Il semble probable, alors, que les bugei ryuha et les dispositifs pédagogiques associés visaient au départ à transmettre plus des idéaux abstraits de développement de soi et d’éveil. Que les bugei ryuha étaient une abstraction de la science militaire, et non pas simplement une application de celui-ci. Elles favorisent les traits de caractère et le sens tactique qui font devenir de meilleurs guerriers ceux qui les ont pratiquées, mais leurs buts et leurs idéaux étaient plus proches de ceux de l’éducation libérale que de la formation professionnelle. En d’autres termes, les bugeisha, même pendant l’ère Sengoku, avaient plus en commun avec des compétiteurs olympique au tir d’adresse – s’entraîner avec des armes spécialisées pour développer des niveaux ésotériques de compétence dans des conditions particulières – qu’avec des fusiliers marins. Ils ont également eu autant – peut-être plus – en commun avec l’ère Tokugawa et les artistes martiaux modernes qu’avec les guerriers ordinaires de leur propre temps.
Fondamentalement, je soutiens qu’il n’y avait aucun changement fondamental de but dans l’enseignement des arts martiaux entre la fin du XVIe siècle et le milieu du dix-septième. Les budo de l’ère Tokugawa ne représentaient pas une métamorphose de l’art martial du Moyen Age tardif, mais la maturation de celui-ci. Les bugei ryuha constituaient en soi un nouveau phénomène – un dérivé, et non une amélioration linéaire d’une précédente formation militaire plus prosaïque.
(Pour l’argumentation complète, voir mon texte « Off the Warpath », dans Budo Perspectives d’Alex Bennett [Auckland, Nouvelle-Zélande: le Kendo World Publications, 2005]., 249-68)

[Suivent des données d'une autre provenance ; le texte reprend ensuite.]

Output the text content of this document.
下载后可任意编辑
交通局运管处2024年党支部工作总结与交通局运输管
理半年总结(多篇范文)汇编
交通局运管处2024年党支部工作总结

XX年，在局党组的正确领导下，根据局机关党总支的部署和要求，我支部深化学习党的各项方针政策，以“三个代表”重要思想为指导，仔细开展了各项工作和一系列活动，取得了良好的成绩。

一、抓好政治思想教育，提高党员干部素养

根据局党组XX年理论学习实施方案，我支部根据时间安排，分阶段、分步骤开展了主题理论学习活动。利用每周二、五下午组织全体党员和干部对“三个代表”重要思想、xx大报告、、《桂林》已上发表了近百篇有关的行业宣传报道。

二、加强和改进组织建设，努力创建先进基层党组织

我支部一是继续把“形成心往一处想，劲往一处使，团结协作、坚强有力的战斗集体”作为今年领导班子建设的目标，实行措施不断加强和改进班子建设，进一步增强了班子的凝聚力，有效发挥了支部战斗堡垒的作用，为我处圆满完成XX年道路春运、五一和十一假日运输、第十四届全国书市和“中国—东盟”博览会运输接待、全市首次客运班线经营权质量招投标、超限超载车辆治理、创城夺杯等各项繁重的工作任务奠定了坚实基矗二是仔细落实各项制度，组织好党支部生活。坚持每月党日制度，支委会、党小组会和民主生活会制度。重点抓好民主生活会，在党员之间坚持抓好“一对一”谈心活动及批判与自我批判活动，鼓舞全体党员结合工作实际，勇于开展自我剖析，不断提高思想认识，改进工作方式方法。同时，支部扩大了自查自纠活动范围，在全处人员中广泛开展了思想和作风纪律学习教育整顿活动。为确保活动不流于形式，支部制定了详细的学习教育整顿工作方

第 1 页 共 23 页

SA: Dans “Legacies of the Sword” (une étude de Kashima-Shinryu écrit avec Seki Humitake), vous faire remarquer que de nombreux arts martiaux traditionnels japonais utilisent le langage du bouddhisme, shintoïsme, confucianisme (et néo-confucianisme), et du taoïsme pour décrire leurs arts parce que «… les sanctuaires et les temples ont été les véhicules par lesquels les Japonais ont conceptualisé leur univers, et ils ont fourni la seule terminologie pour les questions de science physique ou de philosophie». En effet, les termes religieux ont été utilisés pour décrire des éléments d’information très ordinaires et « terre-à-terre ». Est-ce que les pièges du langage religieux n’ont pas trop mis l’accent sur les aspects spirituels et philosophiques de la pratique de l’épée, remplaçant le rôle principal d’origine de former des combattants et des guerriers?

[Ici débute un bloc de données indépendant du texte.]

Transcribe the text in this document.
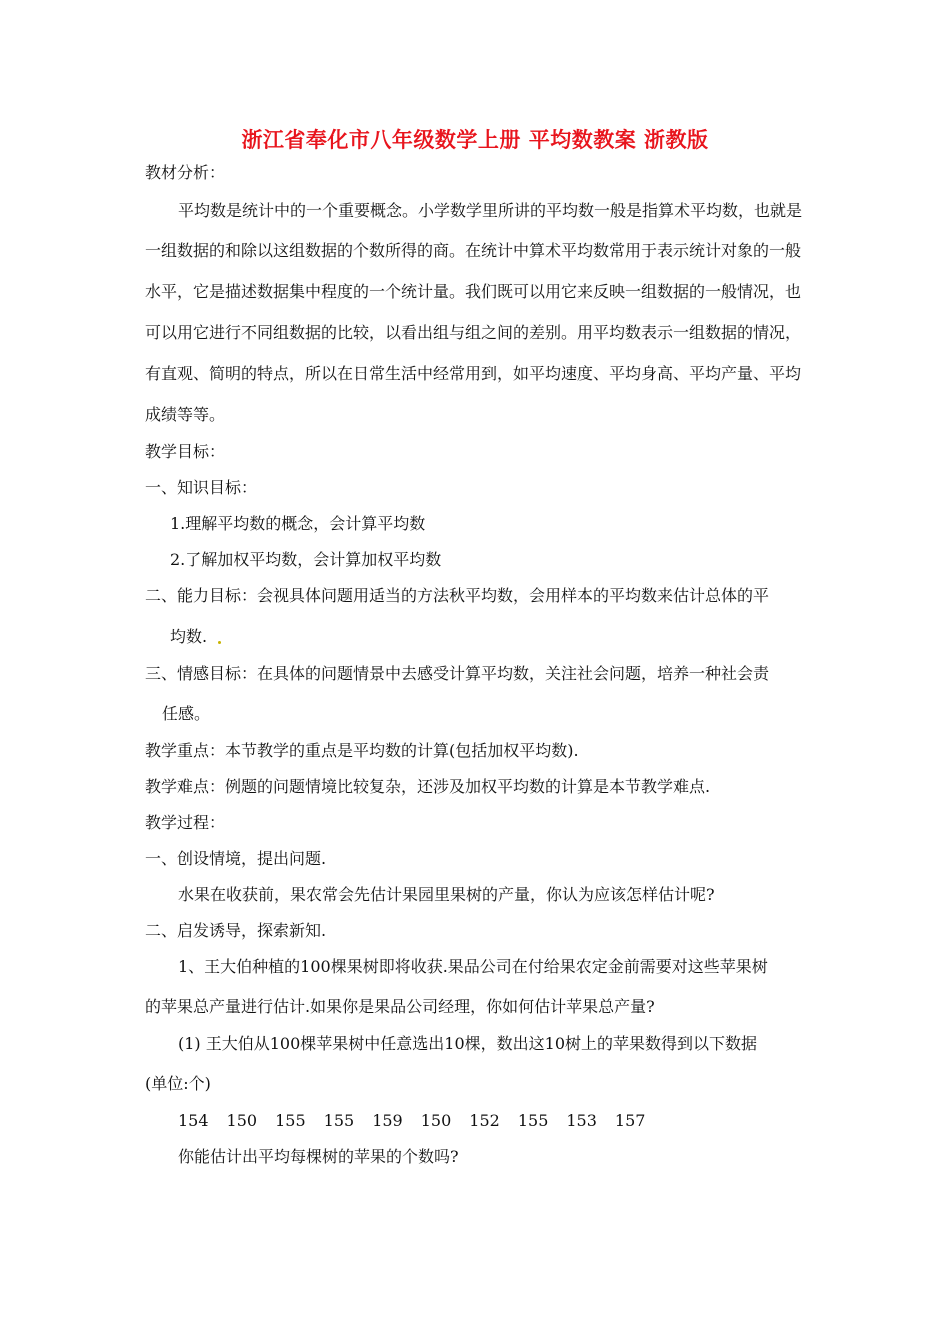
浙江省奉化市八年级数学上册 平均数教案 浙教版
教材分析：
平均数是统计中的一个重要概念。小学数学里所讲的平均数一般是指算术平均数，也就是
一组数据的和除以这组数据的个数所得的商。在统计中算术平均数常用于表示统计对象的一般
水平，它是描述数据集中程度的一个统计量。我们既可以用它来反映一组数据的一般情况，也
可以用它进行不同组数据的比较，以看出组与组之间的差别。用平均数表示一组数据的情况，
有直观、简明的特点，所以在日常生活中经常用到，如平均速度、平均身高、平均产量、平均
成绩等等。
教学目标：
一、知识目标：
1.理解平均数的概念，会计算平均数
2.了解加权平均数，会计算加权平均数
二、能力目标：会视具体问题用适当的方法秋平均数，会用样本的平均数来估计总体的平
均数.
三、情感目标：在具体的问题情景中去感受计算平均数，关注社会问题，培养一种社会责
任感。
教学重点：本节教学的重点是平均数的计算(包括加权平均数).
教学难点：例题的问题情境比较复杂，还涉及加权平均数的计算是本节教学难点.
教学过程：
一、创设情境，提出问题.
水果在收获前，果农常会先估计果园里果树的产量，你认为应该怎样估计呢?
二、启发诱导，探索新知.
1、王大伯种植的100棵果树即将收获.果品公司在付给果农定金前需要对这些苹果树
的苹果总产量进行估计.如果你是果品公司经理，你如何估计苹果总产量?
(1) 王大伯从100棵苹果树中任意选出10棵，数出这10树上的苹果数得到以下数据
(单位:个)
154 150 155 155 159 150 152 155 153 157
你能估计出平均每棵树的苹果的个数吗?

KF: Oui et non. Comme je l’ai suggéré dans ma réponse à la question précédente, je doute que l’entraînement formalisé des arts martiaux ai jamais eu fonction principale de former des hommes pour le combat. Cela a toujours été à propos de quelque chose de plus grand ou plus abstrait, de toute façon. C’est pourquoi l’escrime peut être si centrale dans les bugei ryuha: l’escrime représentait un symbole sine qua non du combat personnel: l’arme de prédilection pour le duel hors-champ de bataille, et une sorte de michi (ndT : voie) dans un michi pour le bugeisha, hier comme aujourd’hui. C’est aussi pourquoi la formation en arts martiaux a évolué si rapidement durant les premières décennies de la période Tokugawa: spécialisation, formalisation et idéalisation des bugei ryuha ne sont pas intrinsèquement nuisibles à la préparation militaire, parce que cette forme d’entraînement martial n’avait jamais été pour préparer des troupes pour la guerre. La science militaire au sens large continue sous d’autres formes (en particulier la science émergente du gungaku) tandis que les écoles d’arts martiaux ont continué à se concentrer sur le développement personnel.

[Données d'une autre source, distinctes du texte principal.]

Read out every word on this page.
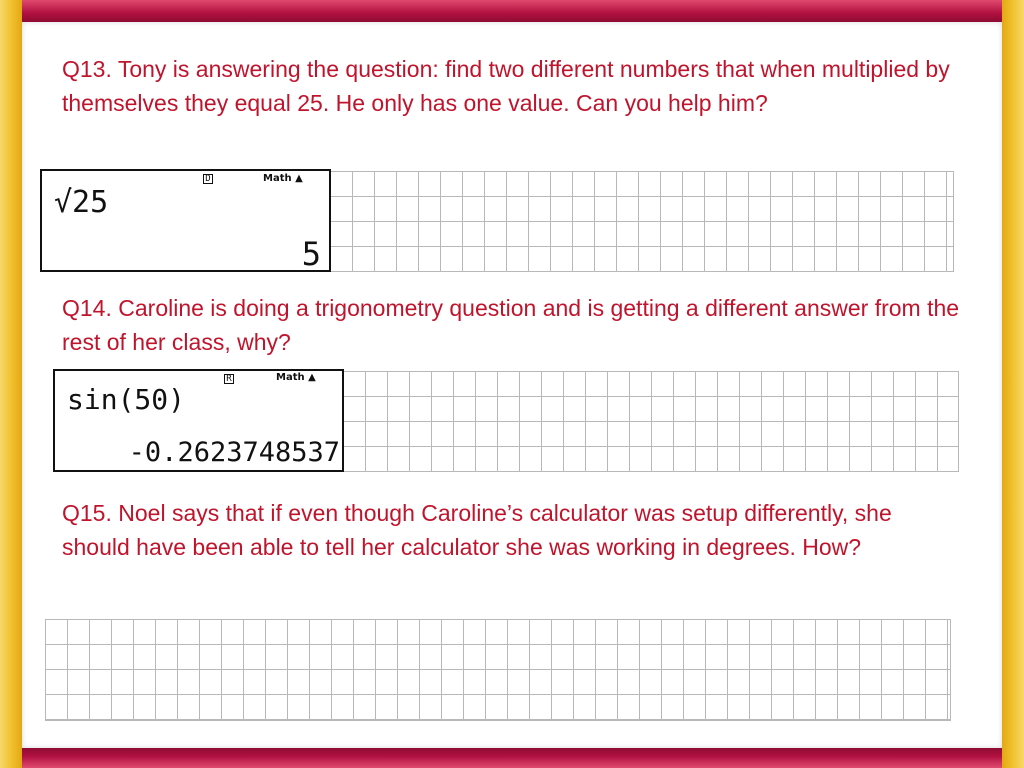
Q13. Tony is answering the question: find two different numbers that when multiplied by themselves they equal 25. He only has one value. Can you help him?
D	Math ▲
√25
5
Q14. Caroline is doing a trigonometry question and is getting a different answer from the rest of her class, why?
R	Math ▲
sin(50)
-0.2623748537
Q15. Noel says that if even though Caroline’s calculator was setup differently, she should have been able to tell her calculator she was working in degrees. How?
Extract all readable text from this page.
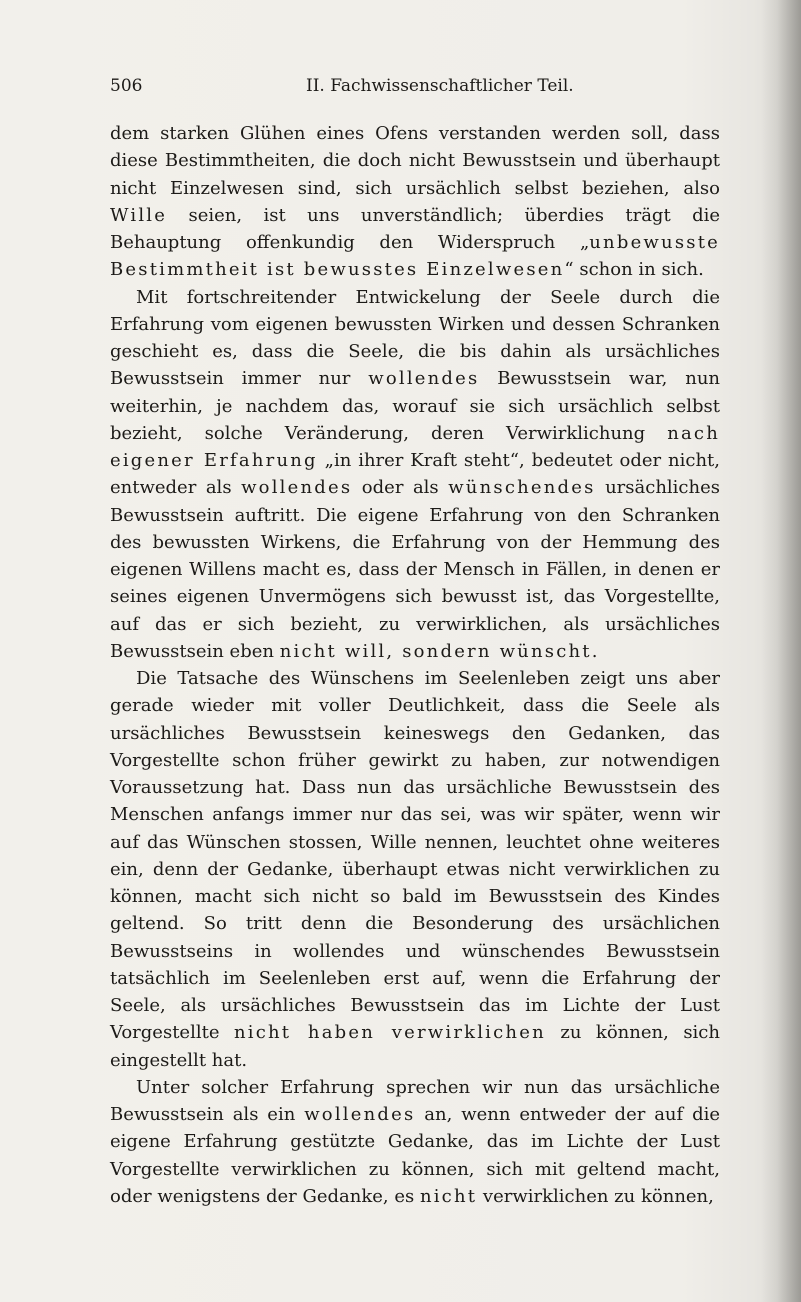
506	II. Fachwissenschaftlicher Teil.

dem starken Glühen eines Ofens verstanden werden soll, dass diese Bestimmtheiten, die doch nicht Bewusstsein und überhaupt nicht Einzelwesen sind, sich ursächlich selbst beziehen, also Wille seien, ist uns unverständlich; überdies trägt die Behauptung offenkundig den Widerspruch „unbewusste Bestimmtheit ist bewusstes Einzelwesen“ schon in sich.

Mit fortschreitender Entwickelung der Seele durch die Erfahrung vom eigenen bewussten Wirken und dessen Schranken geschieht es, dass die Seele, die bis dahin als ursächliches Bewusstsein immer nur wollendes Bewusstsein war, nun weiterhin, je nachdem das, worauf sie sich ursächlich selbst bezieht, solche Veränderung, deren Verwirklichung nach eigener Erfahrung „in ihrer Kraft steht“, bedeutet oder nicht, entweder als wollendes oder als wünschendes ursächliches Bewusstsein auftritt. Die eigene Erfahrung von den Schranken des bewussten Wirkens, die Erfahrung von der Hemmung des eigenen Willens macht es, dass der Mensch in Fällen, in denen er seines eigenen Unvermögens sich bewusst ist, das Vorgestellte, auf das er sich bezieht, zu verwirklichen, als ursächliches Bewusstsein eben nicht will, sondern wünscht.

Die Tatsache des Wünschens im Seelenleben zeigt uns aber gerade wieder mit voller Deutlichkeit, dass die Seele als ursächliches Bewusstsein keineswegs den Gedanken, das Vorgestellte schon früher gewirkt zu haben, zur notwendigen Voraussetzung hat. Dass nun das ursächliche Bewusstsein des Menschen anfangs immer nur das sei, was wir später, wenn wir auf das Wünschen stossen, Wille nennen, leuchtet ohne weiteres ein, denn der Gedanke, überhaupt etwas nicht verwirklichen zu können, macht sich nicht so bald im Bewusstsein des Kindes geltend. So tritt denn die Besonderung des ursächlichen Bewusstseins in wollendes und wünschendes Bewusstsein tatsächlich im Seelenleben erst auf, wenn die Erfahrung der Seele, als ursächliches Bewusstsein das im Lichte der Lust Vorgestellte nicht haben verwirklichen zu können, sich eingestellt hat.

Unter solcher Erfahrung sprechen wir nun das ursächliche Bewusstsein als ein wollendes an, wenn entweder der auf die eigene Erfahrung gestützte Gedanke, das im Lichte der Lust Vorgestellte verwirklichen zu können, sich mit geltend macht, oder wenigstens der Gedanke, es nicht verwirklichen zu können,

Cela dit, l’entraînement au budo n’a jamais été -jusqu’à l’époque moderne, partie intégrante ou partiellement du Zen ou toute autre pratique religieuse. C’était un chemin (michi) séparé et parallèle au développement de soi, avec sa propre logique interne. Les artistes martiaux ont emprunté à la fois le vocabulaire et les concepts du bouddhisme, le taoïsme, et des traditions religieuses natives, mais très peu ont projeté ce qu’ils faisaient comme une expression de l’une de ces traditions.
Par ailleurs, la question de la distinction entre le physique et le spirituel a ses prémisses qui viennent de l’occident et est artificielle. La vision traditionnelle du monde et de la pédagogie japonaise ne séparent pas la pensée, le corps et l’esprit de la façon dont la pensée occidentale post-cartésienne le fait. Dans le contexte traditionnel japonais, distinguer les facteurs physiques et spirituels de l’entraînement est à peu près équivalent à faire la distinction entre les facteurs internes (contrôle musculaire, la concentration, la précision, la force, le timing, etc) et externes (gravité, vent, etc) dans, par exemple, l’apprentissage à tirer une flèche. Vous pouvez les séparer à des fins d’analyse, mais ils font vraiment tous partie du même gros paquet. Dans la conceptualisation traditionnelle des bugei, ce que nous décrivons comme un «développement spirituel» est une composante essentielle du développement des niveaux élevés de compétences en combat.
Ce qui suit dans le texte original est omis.